Lira didn't panic. She didn't scream. She grabbed his shoulders and held him steady, her fingers glowing faintly with the moonlit magic that lived in her veins. 

"Stay with me," she commanded. 

The ground trembled— 

Then stopped. 

Only stopped… because Lira forced it to. 

Her magic wrapped around Kael like cool night air, slowing the storm inside him. The silver light dimmed, retreating into his skin. 

Kael raised his head, breath shaking. "Thanks." 

"You don't need to thank me," she replied firmly. "You're not alone in this." 

Kael tried to smile but another echo from the vision lingered: 

A roar. 

A name spoken in ancient dragon tongue. 

A promise of destruction. 

"Something's changing," he whispered. "The dragon inside me — it's not quiet anymore. It's… remembering." 

"Good," Lira said. "If it remembers, then we can understand it. And if we understand it, we can stop it from consuming you." 

He blinked at her. The Lira from Book I would've been terrified. 

This Lira was steel. 

She helped him stand, but as she did, something flickered at the far edge of the forest — a ripple of shadow moving between the trees. 

Kael stiffened. "There's something watching us." 

Lira didn't turn. She didn't freeze. 

Instead she slid her hand behind her back and summoned a blade of glowing lunar light. 

"Good," she muttered. "Let it watch. We're not running anymore." 

The shadow figure paused. 

Then retreated into the deeper woods. 

Lira slowly lowered her blade but didn't dismiss it. "This forest has been wrong since dawn. Something followed us from the ruins." 

Kael nodded, his chest still burning with remnants of dragon-fire. "The Man of Riddles said nothing travels without meaning." 

Lira scoffed. "He also said clouds taste like old poetry." 

"Okay, fair," Kael admitted. 

But the humor faded quickly.
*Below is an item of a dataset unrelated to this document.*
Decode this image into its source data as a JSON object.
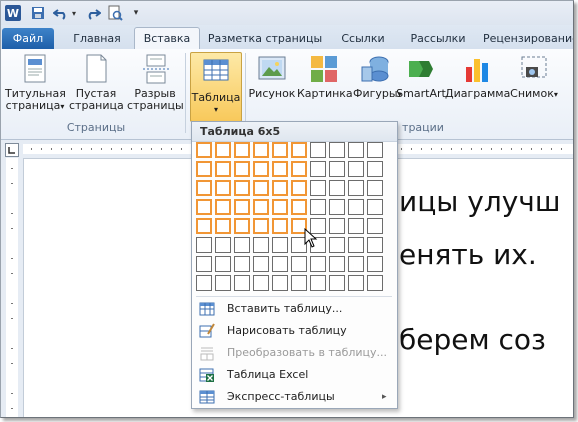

The path ahead was darker, narrower, and the air hummed with more than danger — it hummed with intent. 

A storm was gathering inside him and outside him. 

Lira stepped closer, brushing her shoulder against his. 

"You think you're the only one changing?" she murmured. "Something inside me is waking up too." 

Kael looked at her — really looked — and saw it. 

Her irises shimmered with faint rings of silver and moonlight. 

Not human. 

Not normal. 

Something celestial. 

"Lira…" he breathed. 

She held his gaze without flinching. "Whatever's coming, we face it together." 

He nodded. 

But as they took the next step into the forest, the silver flame deep in Kael's veins whispered a chilling truth: 

Together… until the flame decides otherwise. 

And far above, hidden by clouds, the moon pulsed once — slow, steady, ominous. Almost like it was watching them.